St. Albans Messenger

I agree with much, but not all, of Emerson Lynn’s June 8 column “Gov to lead on health care? Deal with GMCB first.” I disagree with this. The Green Mountain Care Board (GMCB) is only carrying out its assigned mission handed down by the legislature and our governor. For the record, I am on the advisory committee of the Green Mountain Care Board (GMCB). I have watched them juggle so many competing interests, none of them easy and always painful to some, while grappling with this ACO and its so-called “value-based” care.

Without the GMCB our health care predicament would be far worse.

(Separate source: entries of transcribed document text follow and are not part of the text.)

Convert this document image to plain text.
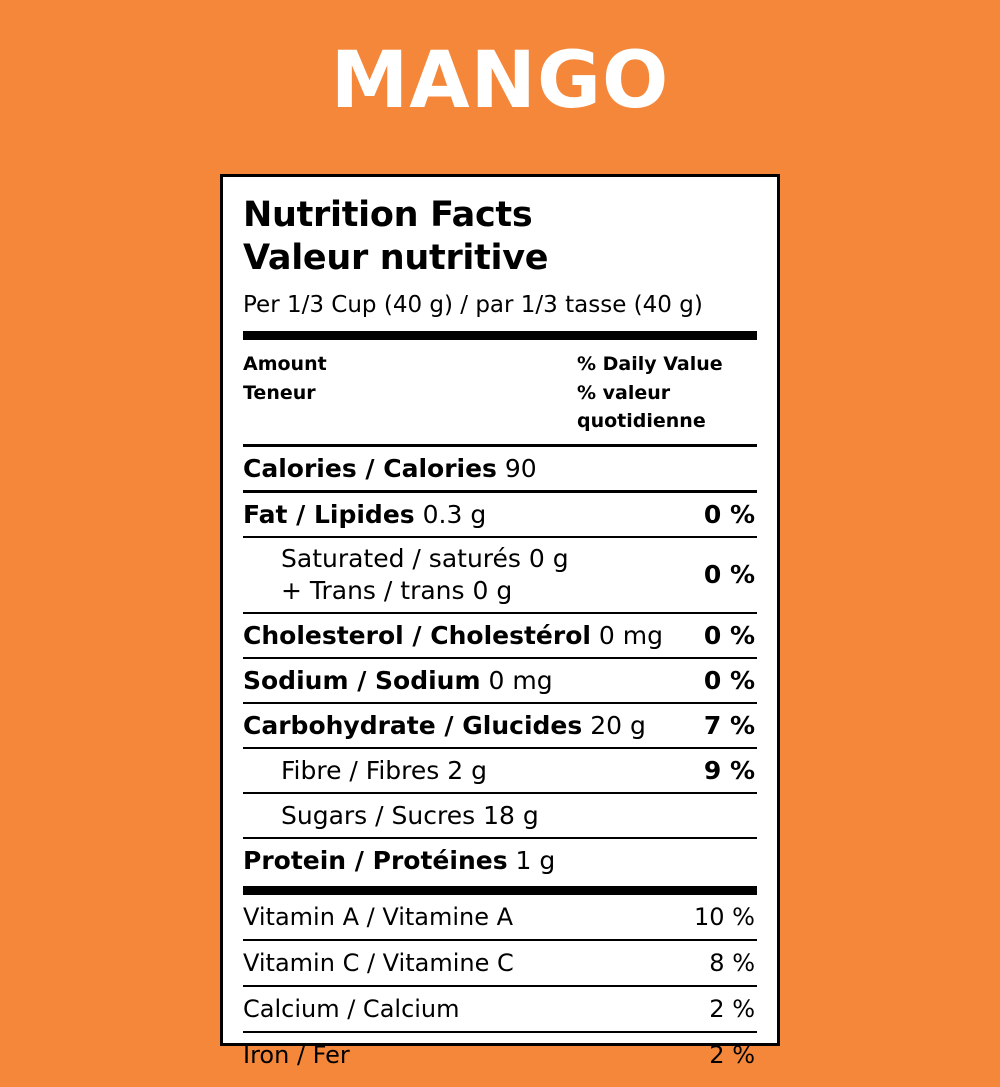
MANGO
Nutrition Facts
Valeur nutritive
Per 1/3 Cup (40 g) / par 1/3 tasse (40 g)
Amount
Teneur
% Daily Value
% valeur
quotidienne
Calories / Calories 90
Fat / Lipides 0.3 g	0 %
Saturated / saturés 0 g
+ Trans / trans 0 g
0 %
Cholesterol / Cholestérol 0 mg 0 %
Sodium / Sodium 0 mg	0 %
Carbohydrate / Glucides 20 g 7 %
Fibre / Fibres 2 g	9 %
Sugars / Sucres 18 g
Protein / Protéines 1 g
Vitamin A / Vitamine A	10 %
Vitamin C / Vitamine C	8 %
Calcium / Calcium	2 %
Iron / Fer	2 %
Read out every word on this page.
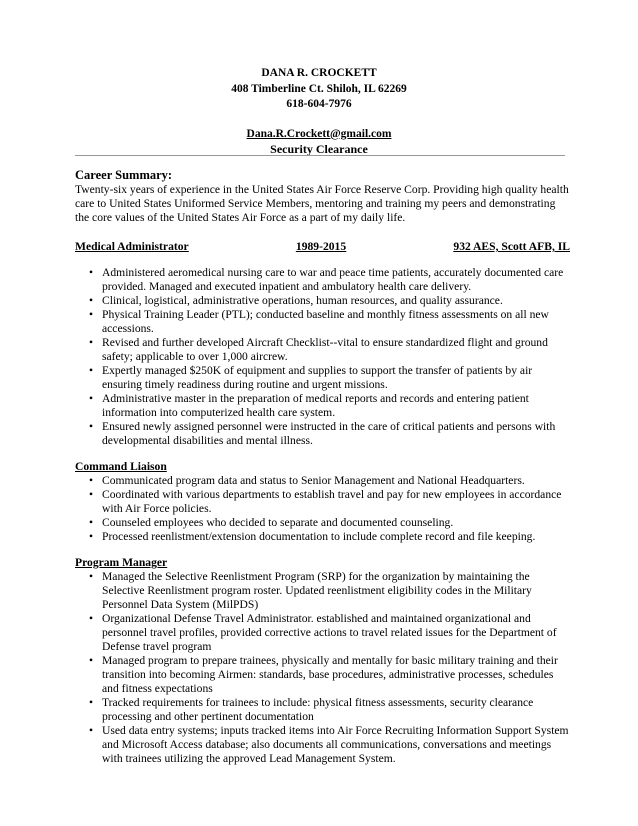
DANA R. CROCKETT
408 Timberline Ct. Shiloh, IL 62269
618-604-7976
Dana.R.Crockett@gmail.com
Security Clearance
Career Summary:

Twenty-six years of experience in the United States Air Force Reserve Corp. Providing high quality health care to United States Uniformed Service Members, mentoring and training my peers and demonstrating the core values of the United States Air Force as a part of my daily life.

Medical Administrator	1989-2015	932 AES, Scott AFB, IL
• Administered aeromedical nursing care to war and peace time patients, accurately documented care provided. Managed and executed inpatient and ambulatory health care delivery.
• Clinical, logistical, administrative operations, human resources, and quality assurance.
• Physical Training Leader (PTL); conducted baseline and monthly fitness assessments on all new accessions.
• Revised and further developed Aircraft Checklist--vital to ensure standardized flight and ground safety; applicable to over 1,000 aircrew.
• Expertly managed $250K of equipment and supplies to support the transfer of patients by air ensuring timely readiness during routine and urgent missions.
• Administrative master in the preparation of medical reports and records and entering patient information into computerized health care system.
• Ensured newly assigned personnel were instructed in the care of critical patients and persons with developmental disabilities and mental illness.
Command Liaison
• Communicated program data and status to Senior Management and National Headquarters.
• Coordinated with various departments to establish travel and pay for new employees in accordance with Air Force policies.
• Counseled employees who decided to separate and documented counseling.
• Processed reenlistment/extension documentation to include complete record and file keeping.
Program Manager
• Managed the Selective Reenlistment Program (SRP) for the organization by maintaining the Selective Reenlistment program roster. Updated reenlistment eligibility codes in the Military Personnel Data System (MilPDS)
• Organizational Defense Travel Administrator. established and maintained organizational and personnel travel profiles, provided corrective actions to travel related issues for the Department of Defense travel program
• Managed program to prepare trainees, physically and mentally for basic military training and their transition into becoming Airmen: standards, base procedures, administrative processes, schedules and fitness expectations
• Tracked requirements for trainees to include: physical fitness assessments, security clearance processing and other pertinent documentation
• Used data entry systems; inputs tracked items into Air Force Recruiting Information Support System and Microsoft Access database; also documents all communications, conversations and meetings with trainees utilizing the approved Lead Management System.
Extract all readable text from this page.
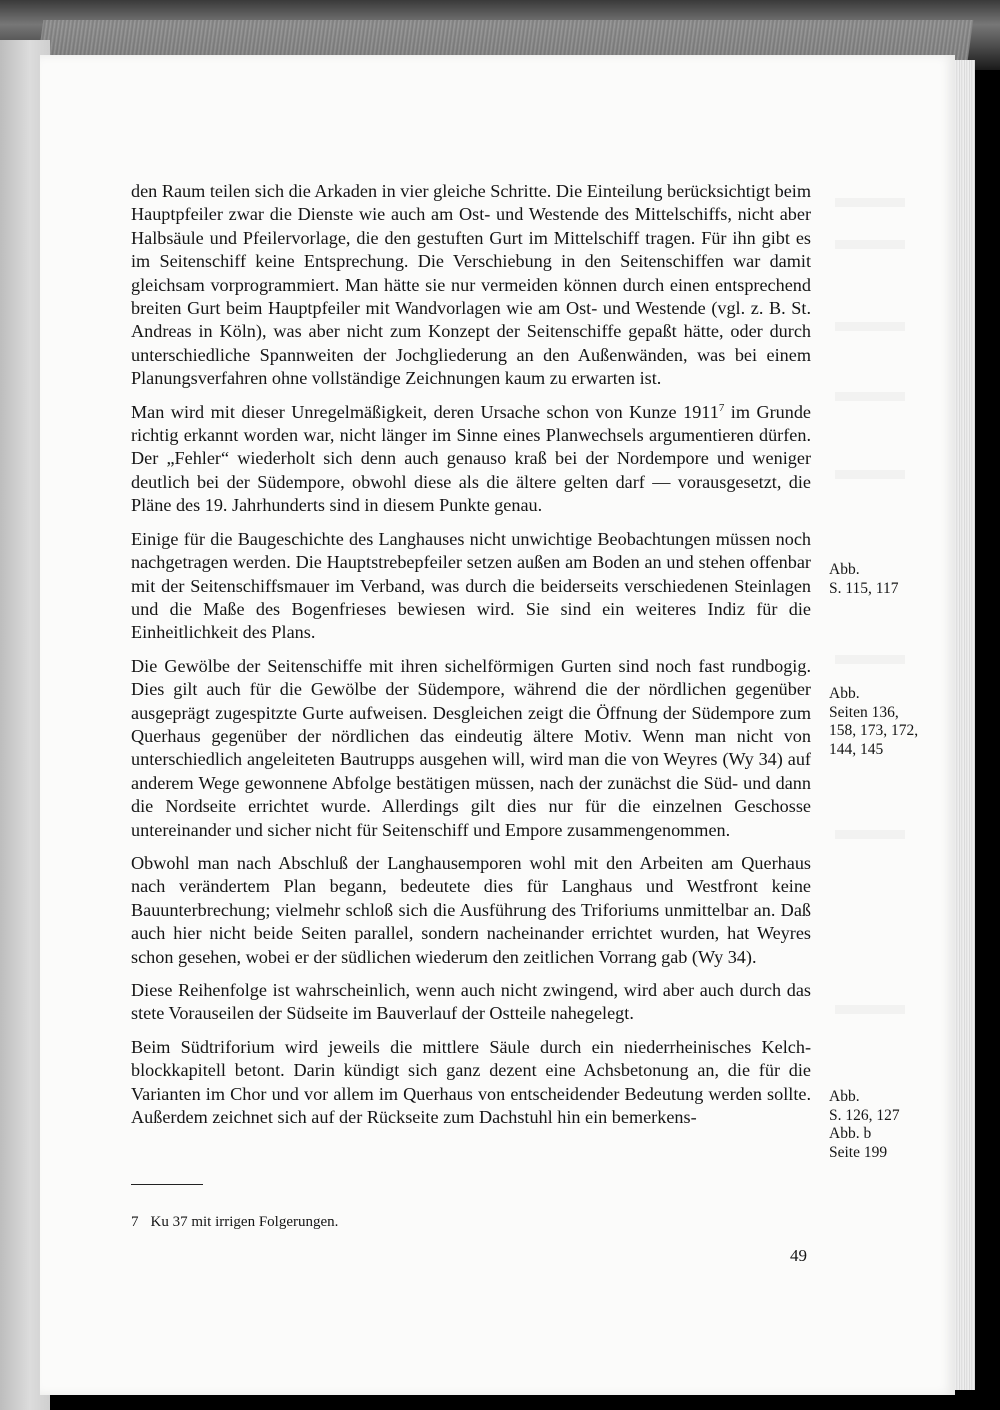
den Raum teilen sich die Arkaden in vier gleiche Schritte. Die Einteilung berücksichtigt beim Hauptpfeiler zwar die Dienste wie auch am Ost- und Westende des Mittelschiffs, nicht aber Halbsäule und Pfeilervorlage, die den gestuften Gurt im Mittelschiff tragen. Für ihn gibt es im Seitenschiff keine Entsprechung. Die Verschiebung in den Seitenschiffen war damit gleichsam vorprogrammiert. Man hätte sie nur vermeiden können durch einen entsprechend breiten Gurt beim Hauptpfeiler mit Wandvorlagen wie am Ost- und Westende (vgl. z. B. St. Andreas in Köln), was aber nicht zum Konzept der Seitenschiffe gepaßt hätte, oder durch unterschiedliche Spannweiten der Jochgliederung an den Außenwänden, was bei einem Planungsverfahren ohne vollständige Zeichnungen kaum zu erwarten ist.

Man wird mit dieser Unregelmäßigkeit, deren Ursache schon von Kunze 1911$^7$ im Grunde richtig erkannt worden war, nicht länger im Sinne eines Planwechsels argumentieren dürfen. Der „Fehler“ wiederholt sich denn auch genauso kraß bei der Nordempore und weniger deutlich bei der Südempore, obwohl diese als die ältere gelten darf — vorausgesetzt, die Pläne des 19. Jahrhunderts sind in diesem Punkte genau.

Einige für die Baugeschichte des Langhauses nicht unwichtige Beobachtungen müssen noch nachgetragen werden. Die Hauptstrebepfeiler setzen außen am Boden an und stehen offenbar mit der Seitenschiffsmauer im Verband, was durch die beiderseits verschiedenen Steinlagen und die Maße des Bogenfrieses bewiesen wird. Sie sind ein weiteres Indiz für die Einheitlichkeit des Plans.

Die Gewölbe der Seitenschiffe mit ihren sichelförmigen Gurten sind noch fast rundbogig. Dies gilt auch für die Gewölbe der Südempore, während die der nördlichen gegenüber ausgeprägt zugespitzte Gurte aufweisen. Desgleichen zeigt die Öffnung der Südempore zum Querhaus gegenüber der nördlichen das eindeutig ältere Motiv. Wenn man nicht von unterschiedlich angeleiteten Bautrupps ausgehen will, wird man die von Weyres (Wy 34) auf anderem Wege gewonnene Abfolge bestätigen müssen, nach der zunächst die Süd- und dann die Nordseite errichtet wurde. Allerdings gilt dies nur für die einzelnen Geschosse untereinander und sicher nicht für Seitenschiff und Empore zusammengenommen.

Obwohl man nach Abschluß der Langhausemporen wohl mit den Arbeiten am Querhaus nach verändertem Plan begann, bedeutete dies für Langhaus und Westfront keine Bauunterbrechung; vielmehr schloß sich die Ausführung des Triforiums unmittelbar an. Daß auch hier nicht beide Seiten parallel, sondern nacheinander errichtet wurden, hat Weyres schon gesehen, wobei er der südlichen wiederum den zeitlichen Vorrang gab (Wy 34).

Diese Reihenfolge ist wahrscheinlich, wenn auch nicht zwingend, wird aber auch durch das stete Vorauseilen der Südseite im Bauverlauf der Ostteile nahegelegt.

Beim Südtriforium wird jeweils die mittlere Säule durch ein niederrheinisches Kelchblockkapitell betont. Darin kündigt sich ganz dezent eine Achsbetonung an, die für die Varianten im Chor und vor allem im Querhaus von entscheidender Bedeutung werden sollte. Außerdem zeichnet sich auf der Rückseite zum Dachstuhl hin ein bemerkens-

Abb.
S. 115, 117
Abb.
Seiten 136,
158, 173, 172,
144, 145
Abb.
S. 126, 127
Abb. b
Seite 199
7 Ku 37 mit irrigen Folgerungen.
49
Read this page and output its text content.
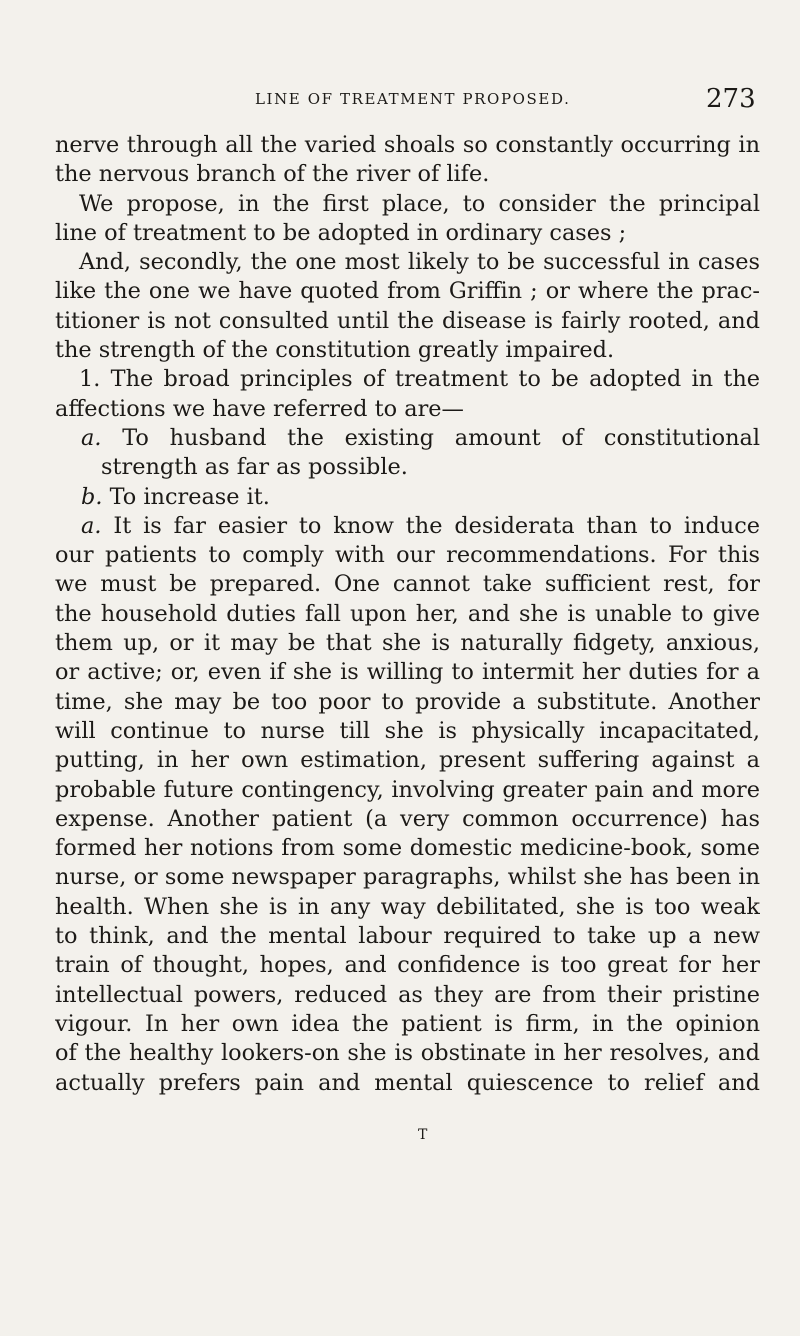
LINE OF TREATMENT PROPOSED.	273
nerve through all the varied shoals so constantly occurring in
the nervous branch of the river of life.
We propose, in the first place, to consider the principal
line of treatment to be adopted in ordinary cases ;
And, secondly, the one most likely to be successful in cases
like the one we have quoted from Griffin ; or where the prac-
titioner is not consulted until the disease is fairly rooted, and
the strength of the constitution greatly impaired.
1. The broad principles of treatment to be adopted in the
affections we have referred to are—
a. To husband the existing amount of constitutional
strength as far as possible.
b. To increase it.
a. It is far easier to know the desiderata than to induce
our patients to comply with our recommendations. For this
we must be prepared. One cannot take sufficient rest, for
the household duties fall upon her, and she is unable to give
them up, or it may be that she is naturally fidgety, anxious,
or active; or, even if she is willing to intermit her duties for a
time, she may be too poor to provide a substitute. Another
will continue to nurse till she is physically incapacitated,
putting, in her own estimation, present suffering against a
probable future contingency, involving greater pain and more
expense. Another patient (a very common occurrence) has
formed her notions from some domestic medicine-book, some
nurse, or some newspaper paragraphs, whilst she has been in
health. When she is in any way debilitated, she is too weak
to think, and the mental labour required to take up a new
train of thought, hopes, and confidence is too great for her
intellectual powers, reduced as they are from their pristine
vigour. In her own idea the patient is firm, in the opinion
of the healthy lookers-on she is obstinate in her resolves, and
actually prefers pain and mental quiescence to relief and
T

I have also been an activist for single-payer healthcare for many years. I was involved with the creation of the GMCB and in passing Vermont’s historic Act 48. I have also worked on this issue in other states. The prime lesson I have learned here is how our government, federal and state, functions with top down leadership. Like in an army or a corporation, ideas leadership doesn’t like go nowhere, even though the rank and file sup- port them. So I agree with Mr. Lynn’s assertion that the Governor needs to lead on health care.

Unfortunately, leadership’s current commitment to the ACO concept merely avoids the real, and politically painful, work that needs to be done to fix our mess of a health care debacle.

The leadership we need is away from the ACO. After all these years and millions fed to it the ACO has done nothing for a single Vermonter. It has not lowered our scandalous costs by a single dime. Vermonters paid $6.5 billion a year in 2019, before COVID, which is about $10,000 per person. BCBS and MVP are again requesting rate increases that exceed any pay raises Vermonters will ever get to cover these costs and I’m sure that hospitals will want fee increases too.

At bottom, the problem is that we run our health care as a business. Patients are the source of revenue and profit. OneCare’s value-based care won’t change this and wasn’t meant to. This business model that pumps patients for profits must become history.

During COVID Governor Scott showed great moral and political courage in bucking the general Republican trend of seeing who could inflict the most cruelty on vulnerable citizens. This seems to have made Governor Scott a pariah in a demented Republican party. But the only way to fix our costly and deadly health- care nightmare is for Governor Scott to bring that same courage to the health care debate.